The astronauts soon realised that they were, for all practical purposes, prisoners under surveillance; they had no privacy, and there was nowhere they could ‘hide’ from the peeping eyes and ears of NASA’s Mission Control. They might have been hundreds of thousands of feet above the Earth’s surface but there was no getting away from this control. Their workspace was, in short, a nightmare of regulation. And they were overworked.
Faced with remote discipline at its extreme, the crew asserted their resistance. They had the most combative, unvarnished conversations ever with Houston, a far cry from the sanitised politeness characteristic of astronaut communications with ground controllers. Not for them the glowing encomiums standardly paid to NASA’s engineering genius. Gibson noted that the minute-by-minute monitoring was ‘no way to do business’ and that the entire mission had been a ’33-day fire drill’.

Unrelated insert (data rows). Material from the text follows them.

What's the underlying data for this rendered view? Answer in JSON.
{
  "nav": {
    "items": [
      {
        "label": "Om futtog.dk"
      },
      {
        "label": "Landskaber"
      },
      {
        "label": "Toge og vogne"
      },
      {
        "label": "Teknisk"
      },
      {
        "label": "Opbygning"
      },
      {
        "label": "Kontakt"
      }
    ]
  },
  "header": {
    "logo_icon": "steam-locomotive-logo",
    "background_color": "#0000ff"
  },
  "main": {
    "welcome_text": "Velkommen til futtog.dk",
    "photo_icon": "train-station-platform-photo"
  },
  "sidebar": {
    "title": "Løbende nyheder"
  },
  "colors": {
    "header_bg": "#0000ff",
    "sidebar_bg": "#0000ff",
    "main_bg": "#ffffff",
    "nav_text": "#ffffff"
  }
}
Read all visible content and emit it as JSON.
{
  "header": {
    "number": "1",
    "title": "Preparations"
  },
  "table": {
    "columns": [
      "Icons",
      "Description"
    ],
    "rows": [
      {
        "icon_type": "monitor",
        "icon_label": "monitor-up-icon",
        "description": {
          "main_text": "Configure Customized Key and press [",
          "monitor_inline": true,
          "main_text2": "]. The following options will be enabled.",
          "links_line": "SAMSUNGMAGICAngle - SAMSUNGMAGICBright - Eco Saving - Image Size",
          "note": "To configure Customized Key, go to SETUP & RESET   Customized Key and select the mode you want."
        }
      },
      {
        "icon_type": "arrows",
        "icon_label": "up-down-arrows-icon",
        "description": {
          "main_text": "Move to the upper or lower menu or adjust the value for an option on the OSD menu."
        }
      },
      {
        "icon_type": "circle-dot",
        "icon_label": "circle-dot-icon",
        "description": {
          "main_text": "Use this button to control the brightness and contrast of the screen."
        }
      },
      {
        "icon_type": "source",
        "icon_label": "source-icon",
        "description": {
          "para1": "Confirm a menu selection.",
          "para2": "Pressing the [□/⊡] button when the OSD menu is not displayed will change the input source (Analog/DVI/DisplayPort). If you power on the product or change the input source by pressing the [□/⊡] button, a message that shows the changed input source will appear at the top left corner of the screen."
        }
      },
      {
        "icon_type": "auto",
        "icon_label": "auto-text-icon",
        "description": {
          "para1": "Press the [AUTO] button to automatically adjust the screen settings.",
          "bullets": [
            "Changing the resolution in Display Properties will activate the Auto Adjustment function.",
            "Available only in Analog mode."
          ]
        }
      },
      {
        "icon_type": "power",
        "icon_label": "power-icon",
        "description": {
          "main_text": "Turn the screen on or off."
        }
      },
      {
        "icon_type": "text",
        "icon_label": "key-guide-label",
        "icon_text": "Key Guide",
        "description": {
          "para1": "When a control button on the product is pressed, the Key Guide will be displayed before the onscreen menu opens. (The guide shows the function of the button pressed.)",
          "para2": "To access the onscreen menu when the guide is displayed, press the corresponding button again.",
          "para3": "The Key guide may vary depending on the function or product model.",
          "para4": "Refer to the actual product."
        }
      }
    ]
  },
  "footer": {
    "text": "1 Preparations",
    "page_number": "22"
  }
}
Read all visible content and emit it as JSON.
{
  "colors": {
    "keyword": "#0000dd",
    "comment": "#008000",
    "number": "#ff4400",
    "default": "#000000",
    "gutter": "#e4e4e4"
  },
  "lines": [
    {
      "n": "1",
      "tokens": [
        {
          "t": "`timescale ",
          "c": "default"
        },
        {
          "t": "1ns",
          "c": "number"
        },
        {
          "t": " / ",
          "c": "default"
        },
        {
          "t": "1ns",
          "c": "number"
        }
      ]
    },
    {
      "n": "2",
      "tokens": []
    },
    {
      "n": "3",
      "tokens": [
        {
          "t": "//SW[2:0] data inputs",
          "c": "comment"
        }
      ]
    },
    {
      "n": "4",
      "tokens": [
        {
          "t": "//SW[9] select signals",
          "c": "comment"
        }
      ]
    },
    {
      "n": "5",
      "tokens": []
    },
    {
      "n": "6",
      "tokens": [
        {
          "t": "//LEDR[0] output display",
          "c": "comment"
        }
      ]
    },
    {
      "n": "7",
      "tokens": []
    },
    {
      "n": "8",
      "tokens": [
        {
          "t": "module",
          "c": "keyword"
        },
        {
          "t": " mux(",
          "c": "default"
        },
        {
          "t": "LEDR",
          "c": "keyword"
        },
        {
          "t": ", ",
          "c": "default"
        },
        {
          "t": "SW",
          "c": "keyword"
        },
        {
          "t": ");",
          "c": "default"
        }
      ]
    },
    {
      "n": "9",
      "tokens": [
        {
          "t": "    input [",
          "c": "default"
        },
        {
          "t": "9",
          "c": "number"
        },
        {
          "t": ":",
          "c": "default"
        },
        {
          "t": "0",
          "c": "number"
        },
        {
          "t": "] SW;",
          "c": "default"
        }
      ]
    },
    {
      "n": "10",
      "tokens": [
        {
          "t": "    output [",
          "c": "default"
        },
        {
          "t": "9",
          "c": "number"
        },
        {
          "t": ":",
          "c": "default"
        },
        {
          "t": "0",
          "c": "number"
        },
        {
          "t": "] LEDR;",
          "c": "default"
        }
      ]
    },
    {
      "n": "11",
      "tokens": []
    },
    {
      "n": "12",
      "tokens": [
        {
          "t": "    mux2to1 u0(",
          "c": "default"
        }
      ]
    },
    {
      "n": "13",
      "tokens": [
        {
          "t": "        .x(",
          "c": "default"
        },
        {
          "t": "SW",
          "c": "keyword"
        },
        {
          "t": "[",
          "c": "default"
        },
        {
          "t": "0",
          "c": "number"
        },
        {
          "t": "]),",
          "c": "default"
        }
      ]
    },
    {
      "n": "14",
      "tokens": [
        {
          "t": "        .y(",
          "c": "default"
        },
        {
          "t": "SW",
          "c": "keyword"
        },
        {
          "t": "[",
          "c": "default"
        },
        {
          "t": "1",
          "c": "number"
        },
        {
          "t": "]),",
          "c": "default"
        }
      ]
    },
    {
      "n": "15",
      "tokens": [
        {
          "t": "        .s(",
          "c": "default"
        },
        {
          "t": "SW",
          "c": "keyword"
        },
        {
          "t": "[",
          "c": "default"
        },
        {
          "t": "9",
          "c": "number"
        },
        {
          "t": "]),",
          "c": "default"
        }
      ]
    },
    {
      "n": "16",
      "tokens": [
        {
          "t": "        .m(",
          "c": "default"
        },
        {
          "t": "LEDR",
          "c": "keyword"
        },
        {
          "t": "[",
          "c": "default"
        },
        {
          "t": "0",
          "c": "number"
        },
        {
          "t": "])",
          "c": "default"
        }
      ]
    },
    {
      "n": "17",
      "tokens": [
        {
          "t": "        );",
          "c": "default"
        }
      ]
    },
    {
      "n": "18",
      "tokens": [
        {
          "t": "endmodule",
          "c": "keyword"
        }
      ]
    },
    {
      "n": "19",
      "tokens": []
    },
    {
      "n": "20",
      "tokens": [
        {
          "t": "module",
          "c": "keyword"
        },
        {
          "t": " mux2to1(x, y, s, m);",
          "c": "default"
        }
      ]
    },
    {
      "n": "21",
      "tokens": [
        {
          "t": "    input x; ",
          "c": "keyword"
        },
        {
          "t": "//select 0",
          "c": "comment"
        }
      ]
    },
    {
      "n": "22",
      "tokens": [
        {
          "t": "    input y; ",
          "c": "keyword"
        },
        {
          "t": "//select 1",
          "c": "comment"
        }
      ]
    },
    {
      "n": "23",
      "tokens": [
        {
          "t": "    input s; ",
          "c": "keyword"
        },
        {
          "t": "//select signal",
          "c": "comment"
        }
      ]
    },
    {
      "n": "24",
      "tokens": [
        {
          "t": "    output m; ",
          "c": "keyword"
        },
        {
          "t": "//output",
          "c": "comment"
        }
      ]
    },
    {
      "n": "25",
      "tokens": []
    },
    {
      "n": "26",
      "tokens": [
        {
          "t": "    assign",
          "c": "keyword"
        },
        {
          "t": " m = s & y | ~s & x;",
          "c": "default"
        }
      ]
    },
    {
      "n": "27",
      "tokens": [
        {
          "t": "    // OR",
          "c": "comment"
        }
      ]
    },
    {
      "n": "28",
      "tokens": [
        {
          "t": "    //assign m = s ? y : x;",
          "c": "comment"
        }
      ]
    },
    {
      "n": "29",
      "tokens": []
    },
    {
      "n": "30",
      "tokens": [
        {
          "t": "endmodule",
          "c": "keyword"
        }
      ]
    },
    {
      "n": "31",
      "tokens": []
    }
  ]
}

They became notorious for ‘complaining’. And they complained about everything. They complained about their towels, they complained about their toilets, they complained about the pockets on their spacesuits being too small, and they complained about their Velcro strips not working.
Matters finally came to a head when Pogue, Carr and Gibson ‘took a day off’ and did whatever they pleased, ignoring their predetermined schedule. For instance, on this self-enforced furlough, Ed Gibson, the resident science pilot, a solar physicist with a PhD from California Institute of Technology, retired to the solar observation station and spent the entire workday recording images at his own pace, not bothering to make any detailed entries in his lab handbooks.
‘Negotiations’ followed. Carr put forward the astronauts’ demands: ‘We need more time to rest. We need a schedule that is not so packed. We don’t want to exercise after a meal. We need to get things under control.’ Mission Control, for their part, felt the crew’s ‘rigidity’ was making it ‘difficult for them to have the flexibility of scheduling needed’. Finally, though, the astronauts were reassured that ground controllers were ‘very happy with the way you are doing business’. Work schedules were altered, expectations adjusted; the astronauts were made fuller ‘partners’ in their mission’s planning, and work resumed.
The story of Skylab 4 prompted much discussion about the regulation of work in space. For instance, it was clear that workers in space, unless policed by another crew, possessed some rather straightforward advantages in their negotiations with ‘management’. To begin with, space flight is tremendously expensive, with every minute of space flight time costing thousands of dollars, as the crew—trained at great expense—operates multi-million dollar equipment developed over years of research. Furthermore, space workers cannot be replaced easily; putting another crew in space instead of Carr, Gibson and Pogue would have required a Saturn rocket launch, not an undertaking to be carried out in a rush.
It has since been suggested that the so-called ‘revolt’ or ‘strike’ wasn’t really one at all. But these revisionist accounts do not discount the contentious and irritable relationship between Houston and Skylab 4, nor do they refute the notion that even highly trained military types and scientists fully convinced of the value of their work are likely to push back when placed in an artificially controlled, too-tightly-regulated environment.
The lessons here are not just for manned space flight, but for any workplace environment that approximates its conditions, whether in space or on Earth. We ignore them at our peril.